Akşener, açıklamasında; yaptığı ziyaretlerde propaganda yapmadığını, propaganda ve övmeleri seçim zamanına bıraktığını belirterek, emekçi basının da, emeklilikle ilgili derin problemi olan insanların da, işsiz gençlerin de bugün yaptıkları çalışmanın bir parçası olduğunu sözlerine ekledi.
Akşener, açıklamasının ardından gazetecilerin sorularını cevaplandırdı.

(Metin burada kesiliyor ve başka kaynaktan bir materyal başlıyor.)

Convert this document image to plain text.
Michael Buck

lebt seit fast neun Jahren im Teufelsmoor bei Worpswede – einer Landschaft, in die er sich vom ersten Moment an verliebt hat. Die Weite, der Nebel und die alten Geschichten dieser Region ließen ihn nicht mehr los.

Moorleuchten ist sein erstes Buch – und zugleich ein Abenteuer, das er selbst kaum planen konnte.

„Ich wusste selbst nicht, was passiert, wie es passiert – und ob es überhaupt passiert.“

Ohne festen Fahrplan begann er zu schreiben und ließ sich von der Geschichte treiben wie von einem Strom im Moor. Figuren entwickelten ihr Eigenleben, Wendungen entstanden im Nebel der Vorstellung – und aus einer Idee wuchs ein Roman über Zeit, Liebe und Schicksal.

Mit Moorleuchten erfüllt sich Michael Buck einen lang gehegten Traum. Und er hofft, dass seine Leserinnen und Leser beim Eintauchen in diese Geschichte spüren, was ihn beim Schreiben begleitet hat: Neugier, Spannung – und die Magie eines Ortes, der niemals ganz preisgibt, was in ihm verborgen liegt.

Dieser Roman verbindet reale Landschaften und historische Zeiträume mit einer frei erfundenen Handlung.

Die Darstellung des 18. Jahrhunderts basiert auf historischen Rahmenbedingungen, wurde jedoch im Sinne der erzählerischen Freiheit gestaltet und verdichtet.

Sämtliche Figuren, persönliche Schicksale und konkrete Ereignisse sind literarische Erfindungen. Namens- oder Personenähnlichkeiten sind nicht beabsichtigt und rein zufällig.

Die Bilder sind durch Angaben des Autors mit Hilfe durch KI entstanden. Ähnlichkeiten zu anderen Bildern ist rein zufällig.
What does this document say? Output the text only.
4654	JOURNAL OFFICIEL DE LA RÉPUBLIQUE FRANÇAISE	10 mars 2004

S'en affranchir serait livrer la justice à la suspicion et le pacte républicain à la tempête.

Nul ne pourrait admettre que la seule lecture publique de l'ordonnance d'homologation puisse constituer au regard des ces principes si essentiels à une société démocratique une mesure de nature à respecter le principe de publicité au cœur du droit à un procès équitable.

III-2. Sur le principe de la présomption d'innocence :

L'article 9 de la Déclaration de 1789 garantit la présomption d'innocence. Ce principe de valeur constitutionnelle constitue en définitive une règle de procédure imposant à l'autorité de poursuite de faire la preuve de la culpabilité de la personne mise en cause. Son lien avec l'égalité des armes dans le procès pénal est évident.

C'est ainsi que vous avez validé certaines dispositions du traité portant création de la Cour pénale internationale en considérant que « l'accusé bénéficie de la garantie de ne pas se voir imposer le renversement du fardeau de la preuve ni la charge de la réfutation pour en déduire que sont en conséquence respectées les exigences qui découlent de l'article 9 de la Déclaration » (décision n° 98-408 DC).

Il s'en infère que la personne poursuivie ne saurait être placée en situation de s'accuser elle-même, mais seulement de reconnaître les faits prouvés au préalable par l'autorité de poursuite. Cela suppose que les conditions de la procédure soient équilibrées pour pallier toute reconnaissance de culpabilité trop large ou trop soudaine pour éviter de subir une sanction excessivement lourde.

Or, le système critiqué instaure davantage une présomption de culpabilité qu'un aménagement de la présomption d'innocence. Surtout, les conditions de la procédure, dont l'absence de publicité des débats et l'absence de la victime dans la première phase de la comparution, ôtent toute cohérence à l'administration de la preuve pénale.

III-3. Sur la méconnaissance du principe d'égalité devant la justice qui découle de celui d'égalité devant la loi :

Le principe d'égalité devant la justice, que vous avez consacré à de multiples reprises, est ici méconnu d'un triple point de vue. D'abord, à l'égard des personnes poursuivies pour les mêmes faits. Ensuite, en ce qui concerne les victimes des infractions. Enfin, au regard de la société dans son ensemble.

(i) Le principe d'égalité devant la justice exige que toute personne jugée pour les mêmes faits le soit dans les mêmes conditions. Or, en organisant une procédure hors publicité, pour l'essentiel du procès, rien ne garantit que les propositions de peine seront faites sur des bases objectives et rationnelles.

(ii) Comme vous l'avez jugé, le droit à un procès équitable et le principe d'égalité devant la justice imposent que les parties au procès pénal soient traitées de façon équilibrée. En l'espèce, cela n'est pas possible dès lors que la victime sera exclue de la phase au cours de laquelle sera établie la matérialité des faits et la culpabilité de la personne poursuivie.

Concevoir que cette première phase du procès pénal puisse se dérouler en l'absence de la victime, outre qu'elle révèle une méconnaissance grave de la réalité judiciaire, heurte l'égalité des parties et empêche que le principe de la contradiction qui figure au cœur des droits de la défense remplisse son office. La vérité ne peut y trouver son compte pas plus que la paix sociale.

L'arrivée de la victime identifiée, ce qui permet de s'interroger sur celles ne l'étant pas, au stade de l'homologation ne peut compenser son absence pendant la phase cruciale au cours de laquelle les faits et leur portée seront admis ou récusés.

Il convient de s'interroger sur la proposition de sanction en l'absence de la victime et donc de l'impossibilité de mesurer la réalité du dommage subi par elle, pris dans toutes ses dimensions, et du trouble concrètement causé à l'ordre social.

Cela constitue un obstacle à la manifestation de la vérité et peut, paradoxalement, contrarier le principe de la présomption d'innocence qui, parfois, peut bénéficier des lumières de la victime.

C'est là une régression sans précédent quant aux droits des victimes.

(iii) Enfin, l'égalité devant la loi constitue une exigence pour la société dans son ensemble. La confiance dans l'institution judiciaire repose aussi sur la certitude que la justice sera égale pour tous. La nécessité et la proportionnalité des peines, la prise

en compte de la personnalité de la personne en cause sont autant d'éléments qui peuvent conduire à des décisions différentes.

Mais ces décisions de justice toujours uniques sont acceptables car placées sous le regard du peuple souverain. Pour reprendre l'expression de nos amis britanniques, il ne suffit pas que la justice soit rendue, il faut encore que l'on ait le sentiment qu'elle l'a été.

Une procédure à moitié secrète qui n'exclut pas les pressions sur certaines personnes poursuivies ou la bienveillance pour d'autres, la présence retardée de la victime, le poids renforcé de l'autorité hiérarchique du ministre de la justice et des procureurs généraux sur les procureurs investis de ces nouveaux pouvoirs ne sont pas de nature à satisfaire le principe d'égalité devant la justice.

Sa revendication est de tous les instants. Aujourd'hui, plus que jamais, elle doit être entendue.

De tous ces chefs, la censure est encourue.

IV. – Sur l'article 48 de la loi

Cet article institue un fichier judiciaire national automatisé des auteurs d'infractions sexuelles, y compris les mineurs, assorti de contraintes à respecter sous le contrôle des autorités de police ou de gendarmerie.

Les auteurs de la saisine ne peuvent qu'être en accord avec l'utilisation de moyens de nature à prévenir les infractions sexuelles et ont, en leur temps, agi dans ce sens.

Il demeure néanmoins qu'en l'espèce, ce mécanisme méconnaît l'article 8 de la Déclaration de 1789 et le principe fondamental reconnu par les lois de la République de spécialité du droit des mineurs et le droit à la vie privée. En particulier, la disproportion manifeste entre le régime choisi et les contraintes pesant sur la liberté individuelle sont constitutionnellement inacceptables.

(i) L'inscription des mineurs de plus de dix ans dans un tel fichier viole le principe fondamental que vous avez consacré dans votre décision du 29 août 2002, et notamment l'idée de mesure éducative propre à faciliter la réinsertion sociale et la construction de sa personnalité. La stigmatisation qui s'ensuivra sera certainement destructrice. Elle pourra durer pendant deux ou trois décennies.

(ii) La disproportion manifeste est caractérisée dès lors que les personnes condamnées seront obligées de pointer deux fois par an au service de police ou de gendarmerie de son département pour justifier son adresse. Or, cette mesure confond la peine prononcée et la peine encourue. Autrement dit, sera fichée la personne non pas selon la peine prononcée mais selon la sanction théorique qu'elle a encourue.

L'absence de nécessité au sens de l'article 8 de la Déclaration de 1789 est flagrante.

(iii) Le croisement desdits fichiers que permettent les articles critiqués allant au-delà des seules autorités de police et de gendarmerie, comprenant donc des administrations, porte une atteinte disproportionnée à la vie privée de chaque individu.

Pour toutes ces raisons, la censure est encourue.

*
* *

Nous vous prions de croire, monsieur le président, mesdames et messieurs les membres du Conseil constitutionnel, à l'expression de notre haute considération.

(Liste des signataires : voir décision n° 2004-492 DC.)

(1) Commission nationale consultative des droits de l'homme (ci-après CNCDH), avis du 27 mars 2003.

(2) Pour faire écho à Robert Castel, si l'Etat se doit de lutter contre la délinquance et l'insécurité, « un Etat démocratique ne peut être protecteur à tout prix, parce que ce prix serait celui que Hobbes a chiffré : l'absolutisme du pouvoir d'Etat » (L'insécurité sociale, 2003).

BUNDAN DAHA AHMAKÇA DAHA SALAKÇA BİR EYLEM OLAMAZ
Akşener, Taliban’ın Kabil’i ele geçirmesi sonucunda Afgan göçü sorunun Türkiye için sonuçlarının ne olacağı ve Türkiye’nin göçmen politikası hakkındaki görüşlerinin sorulması üzerine şu cevabı verdi:
“Türkiye Cumhuriyeti’nin bugünkü iktidarının göçmen politikası diye bir politikası yok ve dünyadan haberleri yok. Ya da gariban insanlar üzerinden salakça bir politika izleniyor. Dış politikada eğer burayı bir artı değer olarak kullanmak amaçlıysa bu kapıların açılması bundan daha ahmakça daha salakça bir eylem olamaz. İkincisi 4-5 milyon Suriyeli insan olduğu söyleniyor bu ülkede. Biz o gelen insanlara düşmanlık edemeyiz. Başka bir şeyi söyleyeyim 65 milyar dolar para harcandı deniliyor Sayın Cumhurbaşkanının ağzında. İr arkadaşıma hesaplattım bu 65 milyar dolar nasıl yansıdı size. Adam başı her aileye bu pandemide 800 dolar verilebilirdi. Şimdi geldik Afgan meselesine ben Sayın Erdoğan’ın bu konuda kafasının dehşet derecede karışık olduğunu düşünüyorum. Gelsinler Taliban ile aramızda düşünce farkı yok diyor, diğer taraftan duvar öreceğiz diyor. Şimdi anlaşılıyor ki, Biden ile o özel görüşmede, dışişleri mensuplarımızın bulunmadığı o özel görüşmede bazı şeyler konuşulmuş. Basına yansıyan Biden diyor ki, alın bunları bunlar zamanında bizden yana tavır koydular, an itibarı ile Biden bunları asar keser. Niye Biden almıyor kardeşim. Niye Biden çok yakınında çok dost bir ülkede tutup onları memleketine getirmiyor, ABD’ye getirmiyor da bize geliyor. Bu konuda hele şimdi Taliban’ın Kabil’e girdikten sonraki fasılda bu görüşmenin gerçekten böyle olup olmadığını Sayın Erdoğan ve Dışişleri Bakanı açıklamak zorundadır. Türkiye bir göçmen hendeği olmuştur. Bu iktidarın bilerek yaptığı bir iştir. Göçmenlerin varolan göçmenlerle dövüşmek yerine iktidarın bu konudaki yanlışlığı üzerinde durmak gerekiyor. Afganların gelişinin İran’da durdurulması lazım. Sınırların yol geçen hanı olmaktan çıkarılması lazım. Suriye’nin yöneticileri ile derhal anlaşıp Suriye’den Türkiye’ye gelmiş olan o insanların memleketlerine yani Beşer Esat ile anlaşıp onların can güvenliğinin garantörü olarak ülkelerine memleketlerine huzur içerisinde gönderilmesi lazım. Aksi takdirde Türkiye’de işsizliğin faturası bu insanlara çıkıyor. Çünkü bir kısım iş sahipleri köle gibi göçmen çalıştırıyor, sigortasız, şusuz busuz. Onun karşılığında sigortasız çalışan Türk vatandaşı işsiz kalıyor. Haksız rekabetten kaynaklanan problemler var. Bütün bu problemlerin yanında bir de Türkiye’nin demografisinin değişmesine dair endişeler var, bu endişeyi taşıyanlardan bir tanesi de benim. Akılla mantıkla vicdanla bu problemi ülkelerine göndererek çözmek lazım. Afgan
göçünün mutlaka önüne geçilmesi lazım. Ülkeden içeri girdikten sonra ayrı problem. Behemehal sınır güvenliğinin sağlanması lazım.”